Haldane’s comments are also noteworthy given that consumer price inflation in the UK is not yet nearly as high as it is in the US and other economies. It more than doubled in April, mainly on the back of higher energy prices and clothing costs, but it still clocked in at just 1.5% in April, up from 0.7% in March — a lost less than the 4.2 % increase in the Consumer Price Index in the US.
Haldane won’t be chief economist and executive director of monetary analysis and statistics at the Bank of England for much longer. He is scheduled to leave the Bank in June, having taken up an offer to become chief executive of the Royal Society for Arts in September.
But before he leaves, Haldane is making a few waves. In the last meeting of the Monetary Policy Committee (MPC) Haldane was the only member to vote to lower the UK’s quantitative easing program by £50 billion, to £845 billion, citing inflation concerns. And that, it seems, has touched a few nerves. David Blanchflower, a former member of the MPC, said that while dissenting voices on the panel were important, Haldane was dissenting on the wrong side:
“He should not have been saying there’s going to be lots of inflation. There isn’t. Most of what he said was based on wild guesses and wishful thinking. It’s not what you’d expect from the chief economist, but what you might expect from a commentator on a news program.”
Unlike the Fed, the BoE doesn’t have an open-ended QE program, but has set a target of bringing its holdings of UK government bonds to £875 billion and its holdings of corporate bonds to £20 billion, for a combined target of £895 billion. And like the Bank of Canada, it has already begun to gradually taper its bond purchases, from £4.4 billion a week to £3.4 billion a week.
This stimulus, together with a host of other factors — including low inventories, supply chain shocks, rising shipping costs, surging demand for certain commodities and consumer goods in developed economies — is fueling inflation. Unlike most of his colleagues at the BoE, Haldane believes that inflation, now that it’s arrived, is unlikely to be transitory:
“[Inflation] is starting to show its face in the output price — the wholesale prices businesses charge each other,” he said. “We do expect some pass through of those cost pressures later in the year; that’s why we foresee inflation picking up, first to around the target (2%) in the late summer and then a little above target by the end of the year. The question is: will those higher prices stick around?”
“It’s on that particular point that I have a somewhat different view than some others on the committee,” he said. “I think there’s a better than even chance that companies will take advantage of what will then be a pretty strong economy, running at above its pre-covid levels of activity, to use the opportunity to recover their margins, to put prices up. That may then flow through to the wages that workers demand as headline pressures pick up.”
Haldane admits he could be wrong: “It’s just a judgement,” he says, “based on how big the pipeline of cost pressures are — and how much it will flow through to consumer prices.”

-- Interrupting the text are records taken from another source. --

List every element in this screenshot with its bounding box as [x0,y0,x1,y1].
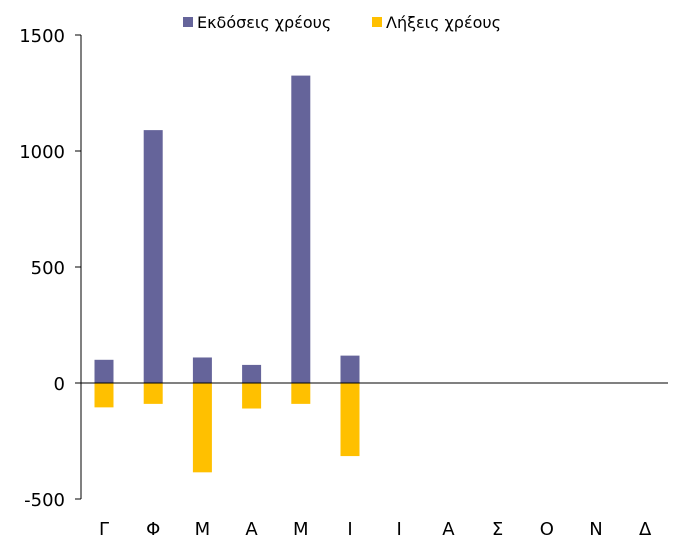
x-category-label: Δ [639,519,652,540]
bar-debt-maturity [340,383,360,457]
legend-label: Λήξεις χρέους [386,13,501,32]
bar-debt-issuance [94,359,114,383]
legend-swatch [183,17,193,27]
x-category-label: Μ [195,519,211,540]
x-category-label: Α [442,519,455,540]
x-category-label: Ι [347,519,352,540]
bar-debt-maturity [242,383,262,409]
x-category-label: Ν [589,519,602,540]
x-category-label: Α [245,519,258,540]
x-category-label: Γ [99,519,109,540]
bar-debt-issuance [242,364,262,383]
y-tick-label: 1000 [19,142,65,163]
bar-debt-issuance [291,75,311,383]
y-tick-label: 500 [31,258,65,279]
bar-debt-maturity [143,383,163,404]
legend-label: Εκδόσεις χρέους [197,13,331,32]
bars [94,75,360,473]
bar-debt-maturity [291,383,311,404]
x-category-label: Μ [293,519,309,540]
bar-debt-issuance [192,357,212,383]
y-axis: -500 0 500 1000 1500 [19,26,82,511]
y-tick-label: 0 [54,374,65,395]
bar-debt-issuance [143,130,163,383]
legend-swatch [372,17,382,27]
bar-debt-maturity [94,383,114,408]
legend: Εκδόσεις χρέους Λήξεις χρέους [183,13,501,32]
bar-debt-maturity [192,383,212,473]
x-category-label: Φ [146,519,160,540]
bar-debt-issuance [340,355,360,383]
x-category-label: Ι [397,519,402,540]
y-tick-label: -500 [24,490,65,511]
y-tick-label: 1500 [19,26,65,47]
x-category-label: Σ [492,519,503,540]
x-category-label: Ο [540,519,554,540]
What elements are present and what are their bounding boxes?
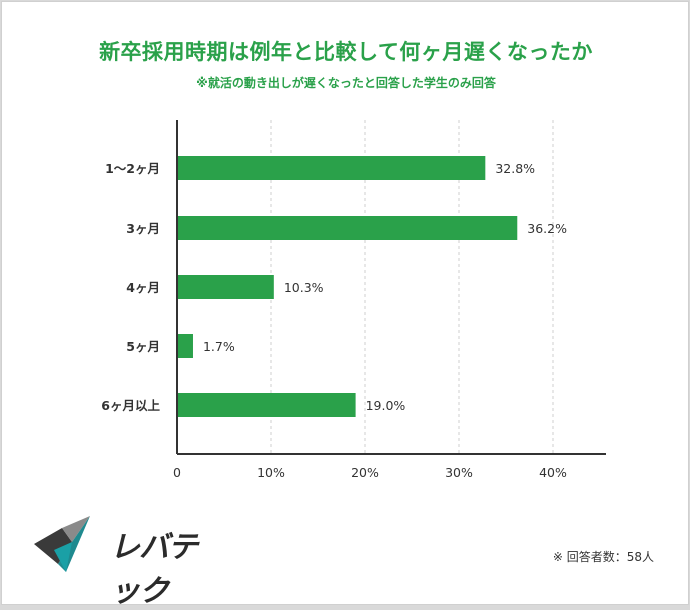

But given that the balance of risks has now shifted, as the economy recovers at real pace, the focus should now be on the Bank of England’s primary objective as an inflation-targeting central bank, which is to say inflation, he said, adding:
“Of all the things we want to avoid right now, an upside surprise to inflation is among the greatest because that would come at the cost of us needing to tighten policy even more rapidly or on a more significant scale, or possibly both, in a way that would take the legs out of the recovery.” By Nick Corbishley, for WOLF STREET.